Malgré cet engagement au plus haut niveau, on n’en trouve aucune trace dans les politiques de santé et d’environnement, notamment dans le plan national Santé-environnement. Parce que le système de soins et l’hôpital en particulier ne peuvent être laissés seuls face à ces difficultés structurelles, il est indispensable de sortir d’une logique purement médicale pour mettre en œuvre une véritable politique de santé et améliorer la résilience de la société face à ce type de crises sanitaires susceptibles de se reproduire à une échéance rapprochée.
Les données de l’enquête Epi-phare sont claires.

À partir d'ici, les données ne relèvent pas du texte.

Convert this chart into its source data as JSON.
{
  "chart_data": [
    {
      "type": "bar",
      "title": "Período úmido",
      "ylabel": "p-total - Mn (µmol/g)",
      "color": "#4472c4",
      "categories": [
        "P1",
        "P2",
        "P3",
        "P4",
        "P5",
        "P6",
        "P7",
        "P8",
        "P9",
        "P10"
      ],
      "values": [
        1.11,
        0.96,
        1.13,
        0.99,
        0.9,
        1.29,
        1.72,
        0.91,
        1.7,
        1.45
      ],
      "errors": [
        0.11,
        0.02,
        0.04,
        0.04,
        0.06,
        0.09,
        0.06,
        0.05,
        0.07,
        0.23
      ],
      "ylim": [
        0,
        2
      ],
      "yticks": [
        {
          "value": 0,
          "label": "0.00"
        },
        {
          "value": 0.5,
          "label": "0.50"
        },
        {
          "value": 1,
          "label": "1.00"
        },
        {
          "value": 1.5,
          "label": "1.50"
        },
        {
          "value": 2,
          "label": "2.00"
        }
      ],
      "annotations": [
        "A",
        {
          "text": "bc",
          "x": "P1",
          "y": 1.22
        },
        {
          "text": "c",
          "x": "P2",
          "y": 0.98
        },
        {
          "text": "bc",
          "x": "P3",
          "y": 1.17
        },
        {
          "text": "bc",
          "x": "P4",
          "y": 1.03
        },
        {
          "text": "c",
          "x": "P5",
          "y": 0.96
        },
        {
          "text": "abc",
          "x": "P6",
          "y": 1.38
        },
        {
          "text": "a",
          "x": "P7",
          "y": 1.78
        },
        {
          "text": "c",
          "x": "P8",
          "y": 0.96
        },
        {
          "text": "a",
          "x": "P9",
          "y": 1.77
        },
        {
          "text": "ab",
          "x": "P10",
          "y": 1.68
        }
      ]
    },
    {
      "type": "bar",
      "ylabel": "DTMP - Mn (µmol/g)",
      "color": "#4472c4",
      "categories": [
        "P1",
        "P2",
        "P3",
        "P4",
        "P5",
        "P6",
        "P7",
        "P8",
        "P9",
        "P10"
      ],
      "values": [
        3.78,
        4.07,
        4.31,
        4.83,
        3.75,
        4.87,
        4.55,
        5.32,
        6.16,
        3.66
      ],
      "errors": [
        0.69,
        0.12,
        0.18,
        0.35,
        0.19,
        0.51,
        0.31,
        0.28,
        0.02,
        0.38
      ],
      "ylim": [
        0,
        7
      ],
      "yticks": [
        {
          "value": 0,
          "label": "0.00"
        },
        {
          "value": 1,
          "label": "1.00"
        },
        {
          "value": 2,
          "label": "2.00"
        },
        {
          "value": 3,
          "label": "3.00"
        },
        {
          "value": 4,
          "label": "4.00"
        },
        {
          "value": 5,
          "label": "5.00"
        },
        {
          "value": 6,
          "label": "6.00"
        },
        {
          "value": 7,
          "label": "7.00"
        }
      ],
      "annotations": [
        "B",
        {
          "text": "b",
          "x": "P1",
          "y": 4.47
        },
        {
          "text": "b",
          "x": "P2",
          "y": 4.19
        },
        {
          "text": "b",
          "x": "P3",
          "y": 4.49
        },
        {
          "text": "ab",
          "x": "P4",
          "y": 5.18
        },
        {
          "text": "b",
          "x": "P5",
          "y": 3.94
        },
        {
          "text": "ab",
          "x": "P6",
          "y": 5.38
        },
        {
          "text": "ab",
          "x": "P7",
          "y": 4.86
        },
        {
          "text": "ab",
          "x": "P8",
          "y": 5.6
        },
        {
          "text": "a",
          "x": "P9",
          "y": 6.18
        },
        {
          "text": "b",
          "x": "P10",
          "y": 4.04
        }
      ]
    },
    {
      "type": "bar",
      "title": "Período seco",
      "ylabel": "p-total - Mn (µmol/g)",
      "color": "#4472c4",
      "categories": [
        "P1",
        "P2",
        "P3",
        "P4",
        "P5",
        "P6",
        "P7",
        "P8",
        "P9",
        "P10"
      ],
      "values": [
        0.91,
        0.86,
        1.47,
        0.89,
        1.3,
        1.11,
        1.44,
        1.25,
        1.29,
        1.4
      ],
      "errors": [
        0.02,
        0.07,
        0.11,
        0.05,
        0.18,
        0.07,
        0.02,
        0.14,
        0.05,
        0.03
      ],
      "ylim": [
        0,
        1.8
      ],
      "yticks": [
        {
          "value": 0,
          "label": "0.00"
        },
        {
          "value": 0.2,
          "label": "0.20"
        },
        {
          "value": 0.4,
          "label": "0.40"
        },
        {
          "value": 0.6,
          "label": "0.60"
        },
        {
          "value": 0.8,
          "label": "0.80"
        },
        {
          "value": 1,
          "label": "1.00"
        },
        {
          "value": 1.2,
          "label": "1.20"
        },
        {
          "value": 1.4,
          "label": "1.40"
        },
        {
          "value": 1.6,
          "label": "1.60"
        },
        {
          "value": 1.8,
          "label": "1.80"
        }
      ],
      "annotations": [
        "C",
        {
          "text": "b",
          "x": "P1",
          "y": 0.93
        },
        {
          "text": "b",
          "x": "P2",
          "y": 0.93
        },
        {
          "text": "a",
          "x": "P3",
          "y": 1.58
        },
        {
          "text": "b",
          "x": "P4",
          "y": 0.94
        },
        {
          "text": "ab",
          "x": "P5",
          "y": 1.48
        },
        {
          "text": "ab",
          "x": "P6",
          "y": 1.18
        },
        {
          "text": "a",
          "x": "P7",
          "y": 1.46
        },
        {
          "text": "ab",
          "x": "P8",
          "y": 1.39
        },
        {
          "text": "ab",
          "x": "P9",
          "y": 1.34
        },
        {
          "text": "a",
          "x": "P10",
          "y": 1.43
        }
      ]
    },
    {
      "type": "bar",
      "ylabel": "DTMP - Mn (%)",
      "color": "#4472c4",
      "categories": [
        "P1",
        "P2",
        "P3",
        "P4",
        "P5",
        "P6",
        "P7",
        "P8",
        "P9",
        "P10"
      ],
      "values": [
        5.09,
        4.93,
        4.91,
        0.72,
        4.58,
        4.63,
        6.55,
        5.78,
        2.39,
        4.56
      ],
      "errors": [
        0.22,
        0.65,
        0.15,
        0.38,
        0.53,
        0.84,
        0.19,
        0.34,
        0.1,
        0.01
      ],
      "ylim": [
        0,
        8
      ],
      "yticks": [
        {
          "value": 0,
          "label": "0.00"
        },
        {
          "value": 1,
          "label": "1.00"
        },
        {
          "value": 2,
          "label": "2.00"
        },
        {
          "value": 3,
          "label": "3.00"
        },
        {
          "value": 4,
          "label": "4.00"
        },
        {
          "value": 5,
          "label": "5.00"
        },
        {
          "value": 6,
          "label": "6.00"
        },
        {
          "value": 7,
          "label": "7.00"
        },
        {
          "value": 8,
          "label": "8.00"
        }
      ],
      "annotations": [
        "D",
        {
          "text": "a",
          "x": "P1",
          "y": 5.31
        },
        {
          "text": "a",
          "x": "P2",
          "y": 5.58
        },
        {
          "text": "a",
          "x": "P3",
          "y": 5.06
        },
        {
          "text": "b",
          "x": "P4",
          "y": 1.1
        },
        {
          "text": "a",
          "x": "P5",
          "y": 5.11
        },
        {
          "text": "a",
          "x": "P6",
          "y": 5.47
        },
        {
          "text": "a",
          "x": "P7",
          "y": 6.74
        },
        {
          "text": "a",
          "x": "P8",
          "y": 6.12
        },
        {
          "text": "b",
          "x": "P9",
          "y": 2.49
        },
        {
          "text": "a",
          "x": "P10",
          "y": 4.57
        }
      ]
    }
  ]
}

Il est possible de diminuer considérablement le risque d’une pandémie virale comme celle que nous connaissons, si on considère que c’est aussi une « syndémie ». Il n’est pas possible d’agir sur l’âge et le sexe, mais il est par contre possible d’agir sur l’environnement, qu’il soit physique ou social.
Pour sauver l’hôpital, il est urgent de diminuer le poids des maladies chroniques en s’attaquant à leurs causes environnementales par une politique de prévention primaire. Au-delà des drames humains, c’est la pérennité de notre système de santé et même de sécurité sociale qui est en jeu.